I'm neither pro or anti CGI, nor Auto Tune, etc. They are just tools. My thought is that many people get way too excited about the tools instead of the creation. Instead of thinking "I have this idea, what tool can I use to get it done?" the process for many becomes "I have this cool tool, I'll spit something out with it". This works for some people because the technology is new and unique, but once the newness wears off it may not fair too well.IAMLFO wrote: ...So the question is, would you rather have technology progress so you can have your Lord of the Rings or not have technology so you never see Cloverfield? (The NYC monster movie.) I'll take the former, thank you. (And a *huge* plug for the reinvented Battlestar Galactica. Plenty of CGI and the deepest character development, plots and subplots TV has ever seen!)...
-Kevin
I think the Lord of the Rings movies are a giant exception. They had the resources to do everything right. There are also, IMHO, few cases like that, were the piece could not be done without the technology. When people start saying "this is great, now I can create X", I wonder if it was really the lack of the proper tool stopping them from creating X before.

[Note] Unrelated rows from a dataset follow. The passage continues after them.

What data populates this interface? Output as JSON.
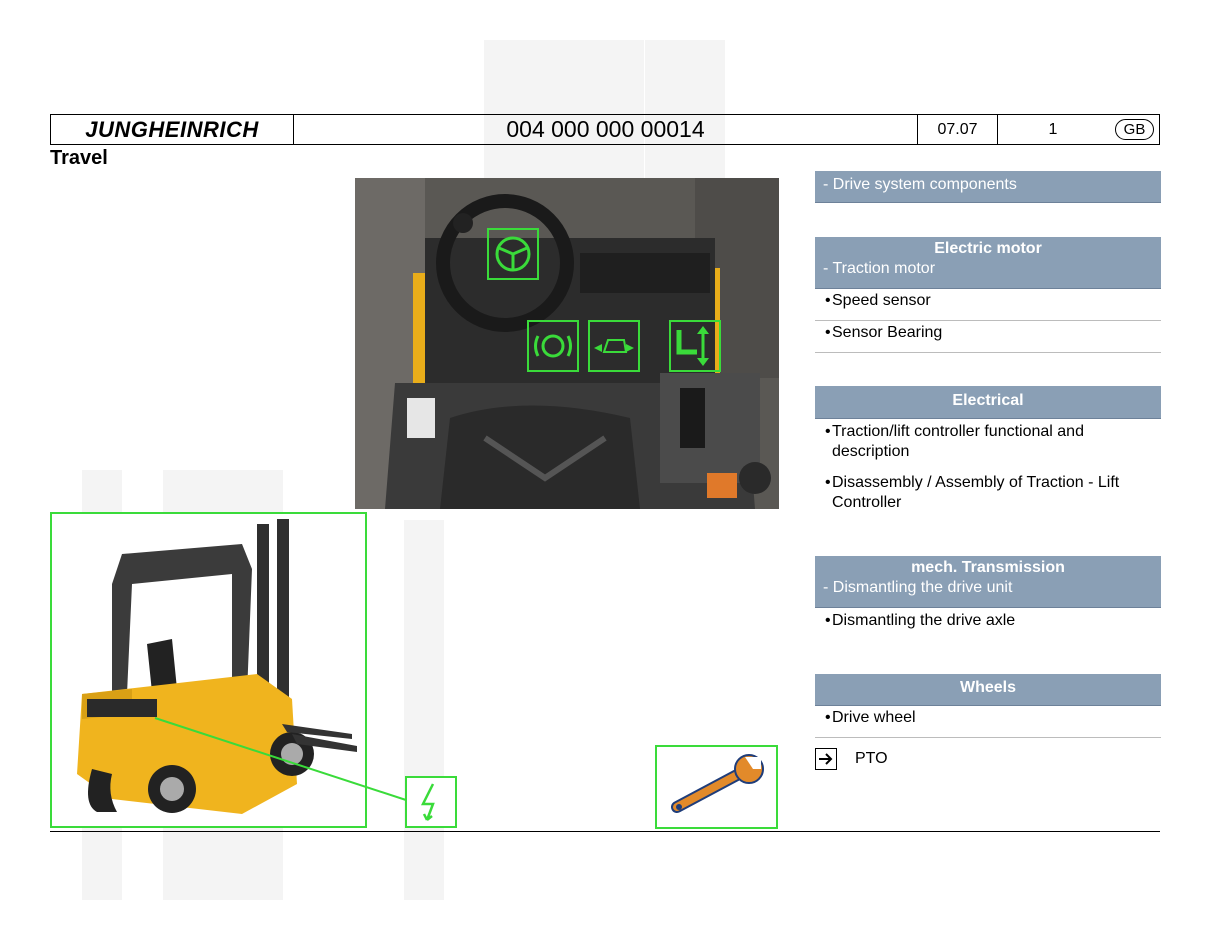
{
  "header": {
    "logo": "JUNGHEINRICH",
    "doc_number": "004 000 000 00014",
    "version": "07.07",
    "page": "1",
    "country": "GB"
  },
  "title": "Travel",
  "sections": [
    {
      "subtitle": "- Drive system components"
    },
    {
      "heading": "Electric motor",
      "subtitle": "- Traction motor",
      "items": [
        "Speed sensor",
        "Sensor Bearing"
      ]
    },
    {
      "heading": "Electrical",
      "items": [
        "Traction/lift controller functional and description",
        "Disassembly / Assembly of Traction - Lift Controller"
      ]
    },
    {
      "heading": "mech. Transmission",
      "subtitle": "- Dismantling the drive unit",
      "items": [
        "Dismantling the drive axle"
      ]
    },
    {
      "heading": "Wheels",
      "items": [
        "Drive wheel"
      ]
    }
  ],
  "pto_label": "PTO",
  "icons": {
    "steering": "steering-wheel-icon",
    "brake": "brake-icon",
    "drive": "drive-direction-icon",
    "lift": "lift-icon",
    "electric": "lightning-icon",
    "wrench": "wrench-icon",
    "arrow": "arrow-right-icon"
  },
  "colors": {
    "hotspot": "#3adb3a",
    "section_header": "#8a9fb5",
    "truck_yellow": "#f0b41e"
  }
}
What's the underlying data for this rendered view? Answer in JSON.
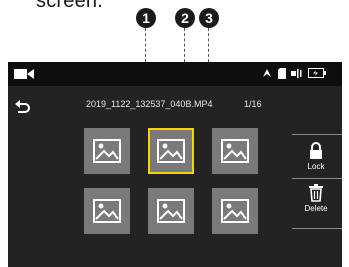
{
  "header": {
    "partial_text": "screen."
  },
  "callouts": [
    "1",
    "2",
    "3"
  ],
  "file": {
    "name": "2019_1122_132537_040B.MP4",
    "counter": "1/16"
  },
  "thumbnails": [
    {
      "selected": false
    },
    {
      "selected": true
    },
    {
      "selected": false
    },
    {
      "selected": false
    },
    {
      "selected": false
    },
    {
      "selected": false
    }
  ],
  "side_buttons": {
    "lock_label": "Lock",
    "delete_label": "Delete"
  },
  "colors": {
    "selection": "#f2d600",
    "screen_bg": "#232323",
    "statusbar_bg": "#0e0e0e"
  },
  "icons": {
    "mode": "video-camera-icon",
    "status": [
      "gps-icon",
      "sd-card-icon",
      "microphone-icon",
      "battery-icon"
    ],
    "back": "back-arrow-icon",
    "thumb": "image-placeholder-icon",
    "lock": "lock-icon",
    "delete": "trash-icon"
  }
}
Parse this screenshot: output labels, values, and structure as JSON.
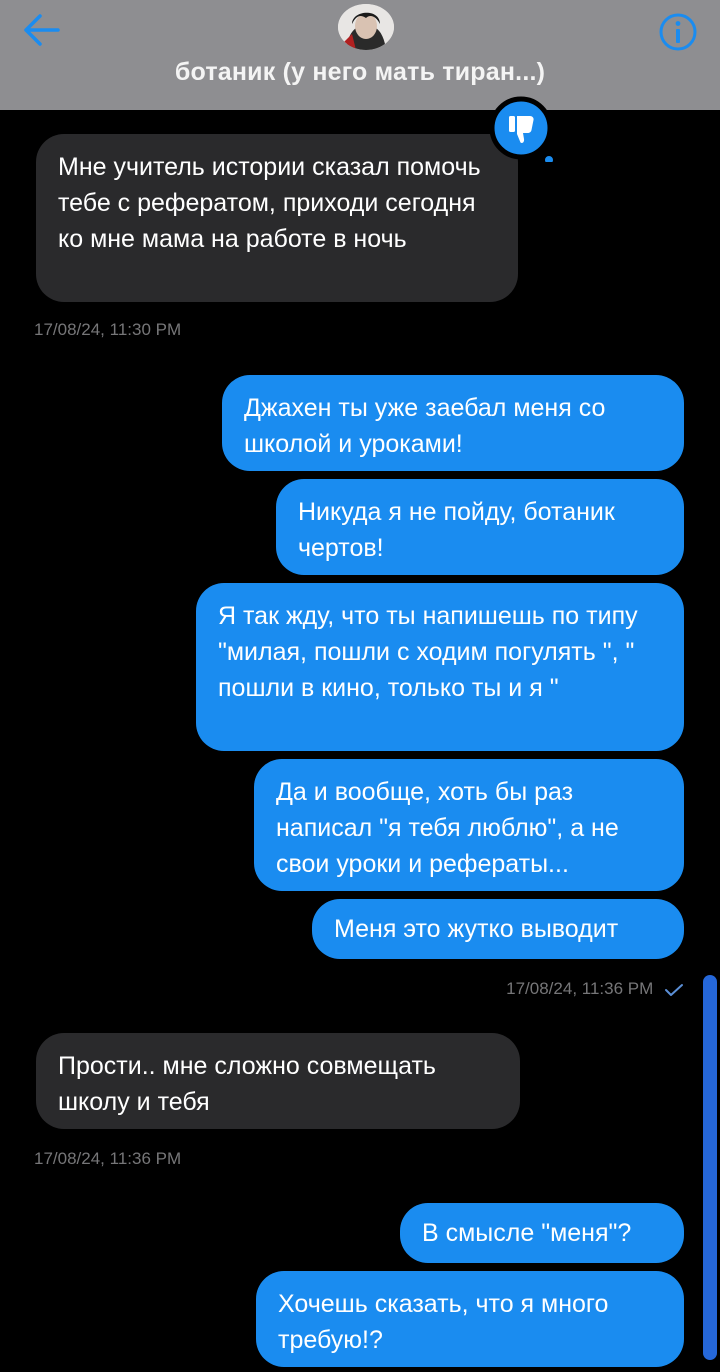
{
  "header": {
    "title": "ботаник (у него мать тиран...)",
    "back_icon": "arrow-left-icon",
    "info_icon": "info-icon",
    "accent_color": "#1a8cf0"
  },
  "messages": [
    {
      "direction": "incoming",
      "text": "Мне учитель истории сказал помочь тебе с рефератом, приходи сегодня ко мне мама на работе в ночь",
      "reaction": "thumbs-down-icon"
    },
    {
      "timestamp": "17/08/24, 11:30 PM"
    },
    {
      "direction": "outgoing",
      "text": "Джахен ты уже заебал меня со школой и уроками!"
    },
    {
      "direction": "outgoing",
      "text": "Никуда я не пойду, ботаник чертов!"
    },
    {
      "direction": "outgoing",
      "text": "Я так жду, что ты напишешь по типу \"милая, пошли с ходим погулять \", \" пошли в кино, только ты и я \""
    },
    {
      "direction": "outgoing",
      "text": "Да и вообще, хоть бы раз написал \"я тебя люблю\", а не свои уроки и рефераты..."
    },
    {
      "direction": "outgoing",
      "text": "Меня это жутко выводит"
    },
    {
      "timestamp": "17/08/24, 11:36 PM",
      "status_icon": "check-icon"
    },
    {
      "direction": "incoming",
      "text": "Прости.. мне сложно совмещать школу и тебя"
    },
    {
      "timestamp": "17/08/24, 11:36 PM"
    },
    {
      "direction": "outgoing",
      "text": "В смысле \"меня\"?"
    },
    {
      "direction": "outgoing",
      "text": "Хочешь  сказать, что я много требую!?"
    }
  ]
}
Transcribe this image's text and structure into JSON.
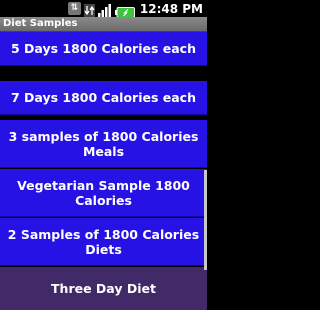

The new Melodyne will indeed be very useful for a lot of people. Depending on how well it works I may have to get it. Have to. I'm not "excited" about it anymore than I would be about a new screwdriver, less maybe because it's more expensive, mostly because I'm not seeing the huge creative possibilities that others are, any more than with Auto Tune or the original Melodyne. Auto Tune has saved me MANY hours of work. But this new Melodyne looks like something I might need once a month or two, maybe? I'm mean, how often do you have an out of tune chord that you couldn't just fly another chord from somewhere else in the tune?
As far as sampling and retuning other works, well that's still sampling and is not going to be any different. If you've got the money to license the recordings, I guess go for it. I will "steal" a sample if I mangle it beyond all recognition, but that wouldn't really be the case with this product. It's not going to be OK to use someone's recording just because you retuned some notes. Couldn't you just create a similar sound and do your own piece? Why does it need to be that specific sample?
I'm sure this is coming across the wrong way, but I assure you I'm not bummed out by the idea of this product. Most of my own music is "artificial", I use a lot of manipulated audio. I make about a third of my income tuning vocals with Auto Tune. I have no problem with the morality or the politics of it. I don't make much distinction between something played and something created on the computer. I just see this new Melodyne as a fixit tool and not much of a creative tool. I'm sure someone WILL do something creative with it, but that will be the exception, not the rule. Kids do creative things with toilet paper tubes, but that's not their main use.
It's a totally amazing technological breakthrough, I'm just not sure how much I need it.